After years of project markets and multiple rounds of Asian grant funding applications, Vietnamese horror-comedy “Don’t Cry Butterfly,” is confirmed to have its world premiere in competition at the Venice Critics Week. Its backers have unveiled a first poster image.

Written and directed by Duong Dieu Linh, the Hanoi-set film follows a housewife who uses voodoo to try and get her cheating husband fall back into love with her, but instead invites a mysterious presence into the house.

The film marks the feature film directorial debut of Duong Dieu Linh, and is also a companion piece to her award-winning short film series about middle-aged women. These include “A Trip to Heaven,” “Sweet, Salty” and “Mother, Daughter, Dreams.” As with the shorts, “Butterfly” explores recurring themes of womanhood, family relations and cultural traditions, and is told through a quirky sense of humor and use of magical realism.

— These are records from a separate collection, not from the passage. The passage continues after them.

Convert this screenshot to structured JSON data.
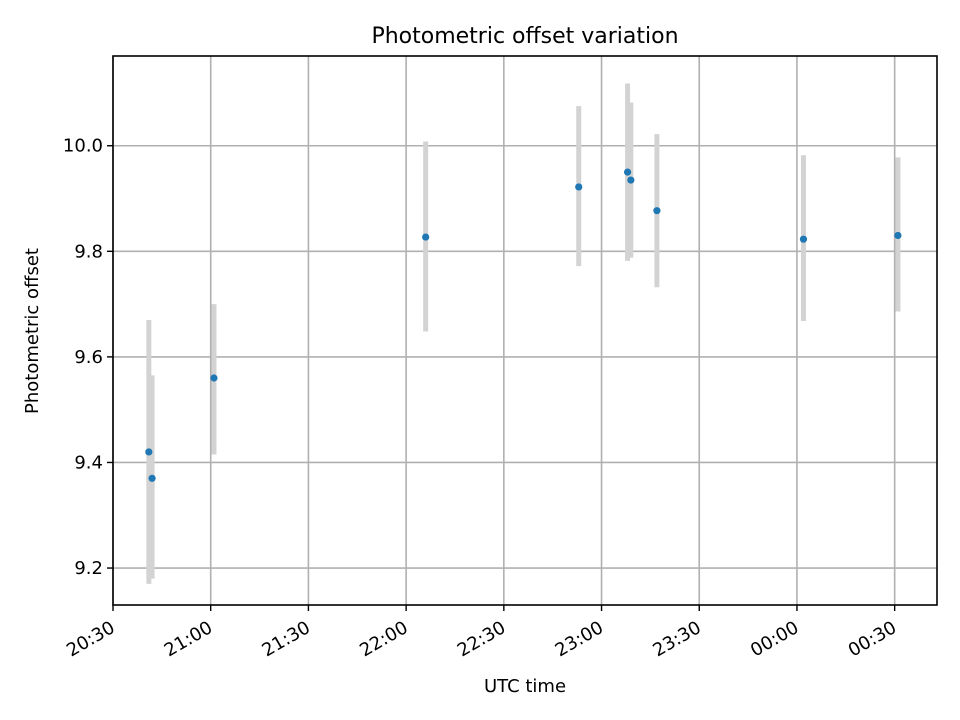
{
  "chart_data": {
    "type": "scatter",
    "title": "Photometric offset variation",
    "xlabel": "UTC time",
    "ylabel": "Photometric offset",
    "grid": true,
    "x_tick_labels": [
      "20:30",
      "21:00",
      "21:30",
      "22:00",
      "22:30",
      "23:00",
      "23:30",
      "00:00",
      "00:30"
    ],
    "x_ticks": [
      "20:30",
      "21:00",
      "21:30",
      "22:00",
      "22:30",
      "23:00",
      "23:30",
      "00:00",
      "00:30"
    ],
    "x_range": [
      "20:30",
      "00:43"
    ],
    "y_ticks": [
      9.2,
      9.4,
      9.6,
      9.8,
      10.0
    ],
    "y_tick_labels": [
      "9.2",
      "9.4",
      "9.6",
      "9.8",
      "10.0"
    ],
    "ylim": [
      9.13,
      10.17
    ],
    "error_bar_color": "#d3d3d3",
    "point_color": "#1f77b4",
    "points": [
      {
        "time": "20:41",
        "y": 9.42,
        "ymin": 9.17,
        "ymax": 9.67
      },
      {
        "time": "20:42",
        "y": 9.37,
        "ymin": 9.18,
        "ymax": 9.565
      },
      {
        "time": "21:01",
        "y": 9.56,
        "ymin": 9.415,
        "ymax": 9.7
      },
      {
        "time": "22:06",
        "y": 9.827,
        "ymin": 9.648,
        "ymax": 10.008
      },
      {
        "time": "22:53",
        "y": 9.922,
        "ymin": 9.772,
        "ymax": 10.075
      },
      {
        "time": "23:08",
        "y": 9.95,
        "ymin": 9.782,
        "ymax": 10.118
      },
      {
        "time": "23:09",
        "y": 9.935,
        "ymin": 9.788,
        "ymax": 10.082
      },
      {
        "time": "23:17",
        "y": 9.877,
        "ymin": 9.732,
        "ymax": 10.022
      },
      {
        "time": "00:02",
        "y": 9.823,
        "ymin": 9.668,
        "ymax": 9.982
      },
      {
        "time": "00:31",
        "y": 9.83,
        "ymin": 9.686,
        "ymax": 9.978
      }
    ]
  }
}
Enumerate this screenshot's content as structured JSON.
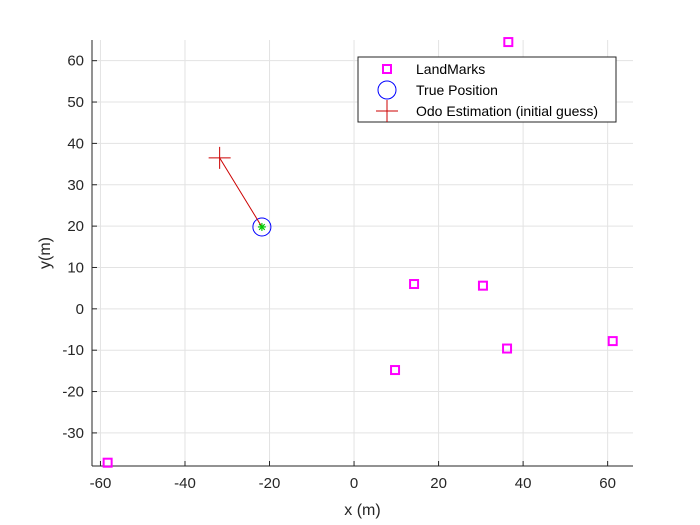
{
  "chart_data": {
    "type": "scatter",
    "title": "",
    "xlabel": "x (m)",
    "ylabel": "y(m)",
    "xlim": [
      -62,
      66
    ],
    "ylim": [
      -38,
      65
    ],
    "xticks": [
      -60,
      -40,
      -20,
      0,
      20,
      40,
      60
    ],
    "yticks": [
      -30,
      -20,
      -10,
      0,
      10,
      20,
      30,
      40,
      50,
      60
    ],
    "xtick_labels": [
      "-60",
      "-40",
      "-20",
      "0",
      "20",
      "40",
      "60"
    ],
    "ytick_labels": [
      "-30",
      "-20",
      "-10",
      "0",
      "10",
      "20",
      "30",
      "40",
      "50",
      "60"
    ],
    "grid": true,
    "legend_position": "top-right",
    "series": [
      {
        "name": "LandMarks",
        "marker": "square",
        "color": "#ff00ff",
        "points": [
          {
            "x": 36.5,
            "y": 64.5
          },
          {
            "x": 14.2,
            "y": 6.0
          },
          {
            "x": 30.5,
            "y": 5.6
          },
          {
            "x": 36.2,
            "y": -9.6
          },
          {
            "x": 61.2,
            "y": -7.8
          },
          {
            "x": 9.7,
            "y": -14.8
          },
          {
            "x": -58.3,
            "y": -37.2
          }
        ]
      },
      {
        "name": "True Position",
        "marker": "circle",
        "color": "#0000ff",
        "points": [
          {
            "x": -21.8,
            "y": 19.8
          }
        ]
      },
      {
        "name": "Odo Estimation (initial guess)",
        "marker": "plus",
        "color": "#cc0000",
        "points": [
          {
            "x": -31.8,
            "y": 36.5
          }
        ]
      }
    ],
    "annotations": [
      {
        "type": "line",
        "color": "#cc0000",
        "from": {
          "x": -31.8,
          "y": 36.5
        },
        "to": {
          "x": -21.8,
          "y": 19.8
        }
      },
      {
        "type": "star",
        "color": "#00cc00",
        "at": {
          "x": -21.8,
          "y": 19.8
        }
      }
    ]
  }
}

The film is produced by Singapore-based Momo Film Co. in association with Adeline Arts & Science, Fusee, Potato Productions, KawanKawan Media, Pupa Films and Kalei Films. Its’ international sales are handled by South Korean company, Barunson E&A.

The Critics’ Week’s artistic director Beatrice Fiorentino describes the film as being a mixture of “Feng shui and voodoo. Lyricism and magic [with] women’s issues at the forefront, dreams that crash against a reality mediated only by fantasy. [It is] an intimate and visionary film [and] a bittersweet story about family, set within four walls that become a powerful metaphor for contemporary society.”

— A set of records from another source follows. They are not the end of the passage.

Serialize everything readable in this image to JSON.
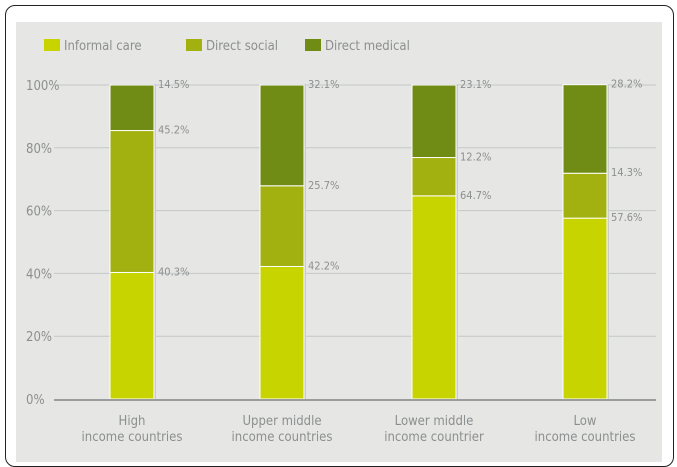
{
  "chart_data": {
    "type": "bar",
    "stacked": true,
    "grid": true,
    "legend_position": "top-left",
    "title": "",
    "xlabel": "",
    "ylabel": "",
    "ylim": [
      0,
      100
    ],
    "y_ticks": [
      "0%",
      "20%",
      "40%",
      "60%",
      "80%",
      "100%"
    ],
    "categories": [
      [
        "High",
        "income countries"
      ],
      [
        "Upper middle",
        "income countries"
      ],
      [
        "Lower middle",
        "income countrier"
      ],
      [
        "Low",
        "income countries"
      ]
    ],
    "series": [
      {
        "name": "Informal care",
        "color": "#c8d400",
        "values": [
          40.3,
          42.2,
          64.7,
          57.6
        ],
        "labels": [
          "40.3%",
          "42.2%",
          "64.7%",
          "57.6%"
        ]
      },
      {
        "name": "Direct social",
        "color": "#a2b110",
        "values": [
          45.2,
          25.7,
          12.2,
          14.3
        ],
        "labels": [
          "45.2%",
          "25.7%",
          "12.2%",
          "14.3%"
        ]
      },
      {
        "name": "Direct medical",
        "color": "#708c14",
        "values": [
          14.5,
          32.1,
          23.1,
          28.2
        ],
        "labels": [
          "14.5%",
          "32.1%",
          "23.1%",
          "28.2%"
        ]
      }
    ],
    "label_color": "#8c8f90",
    "grid_color": "#c4c7c8"
  }
}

“’Don’t Cry, Butterfly’ embarks on a quest to uncover the true perpetrator behind the women’s suffering, through the intertwined worlds of a mother and daughter, leading to a surprising discovery,” said Duong Dieu Linh. “It is my attempt to break away from the stereotypical portrayal of sad and powerless women, instead showing them full of life and humor, with a touch of magical realism and fantasies. I hope this brainchild of ours would charm the world as much as she did to us.”

At development and production stages, the title won the Wouter Barendrecht Award and Udine Focus Asia Award at the Hong Kong Asia Film Financing Forum (HAF), the Moulin d’Andé Prize at Open Doors Locarno and the Screen Award at the Motion Picture Assn.

It was developed with assistance from Less Is More, Full Circle Lab Philippines, Attagirl and Berlinale Co. Production Market. It also received grant funding from the Purin Pictures Production Fund.